HKEY_LOCAL_MACHINE\SOFTWARE\Microsoft\Cryptography\RNG <-- this usually a false positive, it shows up sometimes in RKR, part of the internal encryption used by Microsoft Windows, and the "Seed" variable under that key is heavily protected.


Hijackthis log looks good, you can fix these entries below, these are just registry clutters:
R0 - HKCU\Software\Microsoft\Internet Explorer\Main,Start Page =
R0 - HKLM\Software\Microsoft\Internet Explorer\Search,SearchAssistant =  
R0 - HKLM\Software\Microsoft\Internet Explorer\Search,CustomizeSearch =
O9 - Extra button: (no name) - {e2e2dd38-d088-4134-82b7-f2ba38496583} - %windir%\Network Diagnostic\xpnetdiag.exe (file missing)
O9 - Extra 'Tools' menuitem: @xpsp3res.dll,-20001 - {e2e2dd38-d088-4134-82b7-f2ba38496583} - %windir%\Network Diagnostic\xpnetdiag.exe (file missing)

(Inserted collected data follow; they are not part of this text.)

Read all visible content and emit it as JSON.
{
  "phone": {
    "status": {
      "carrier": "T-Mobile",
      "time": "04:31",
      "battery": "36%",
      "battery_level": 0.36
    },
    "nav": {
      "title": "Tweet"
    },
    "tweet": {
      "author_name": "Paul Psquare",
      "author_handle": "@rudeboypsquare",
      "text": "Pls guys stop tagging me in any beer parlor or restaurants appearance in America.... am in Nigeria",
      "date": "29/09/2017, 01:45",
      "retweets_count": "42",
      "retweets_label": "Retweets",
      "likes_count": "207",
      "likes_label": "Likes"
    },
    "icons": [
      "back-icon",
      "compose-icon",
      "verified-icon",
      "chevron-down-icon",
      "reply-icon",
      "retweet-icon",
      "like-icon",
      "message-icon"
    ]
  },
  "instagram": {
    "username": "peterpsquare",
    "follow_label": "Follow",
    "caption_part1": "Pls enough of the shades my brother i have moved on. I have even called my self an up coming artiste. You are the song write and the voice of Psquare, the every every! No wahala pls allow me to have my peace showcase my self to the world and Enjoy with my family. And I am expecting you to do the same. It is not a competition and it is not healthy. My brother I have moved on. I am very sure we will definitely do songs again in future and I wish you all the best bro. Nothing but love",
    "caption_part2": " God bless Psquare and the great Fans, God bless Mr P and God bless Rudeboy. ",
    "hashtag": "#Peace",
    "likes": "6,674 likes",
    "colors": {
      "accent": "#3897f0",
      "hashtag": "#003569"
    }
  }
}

Now that this question is closed, we can delete the logs so people don't have to scroll much.
Is the pc okay now?

Thanks for the points!

rpggamergirl,

Yes, please delete the logs.  I tried to sanitize but I missed.  I was loosing sleep over that last night/this morning.  I would request you keep the first part of my stuff only:
i.e., Tools used:

WinsockxpFix.exe
Norton_Removal_Tool
20070215-033-x86 NAV defs forced
Norton SystemWorks 2006
avg75free_441a944.exe
avgas-setup-7.5.0.50
CheckIt
cports.zip from nirsoft.net
xp_exe_fix.zip
Helix fprot antivirus
IE7-WindowsXP-x86-enu.exe
Webroot SpySweeper
mrublastersetup.exe
regscanner from nirsoft.net
spywareblastersetup351.exe
myuninst.zip
Registry Mechanic
SuperAntiSpyware.exe
alternativ hijackthis

___________________________________-
Found throughout:
Trojan LuckBar888
Adware Softomate
Adware Click Spring
Adware Drive Clean
Trojan Dropper.Dollar
PurityScan
Webhancer
SaveNow
Not-A-Virus
Adware New Dot Net
Trojan Downloader
Trojan Dropper.Small
Adware Why PPC
Tracking Cookie Clickbank
Tracking Cookie TribalFusion
Tracking Cookie Findwhat
Adware Media Ticket
Adware Command
Adware Maxfiles

_________________________________

User liked viewing porn sites
User did not keep service packs and hot fixes up to date
User accepted that Norton Antivirus had stopped working
User had no firewall
User had no Anti Spyware

___________________________________

and the last comment prior to this, if I can pick and choose what stays and goes.

__________________________


I don't know the site policy, I'm new to this.  Again thanks, and I will put the last pieces provided in place.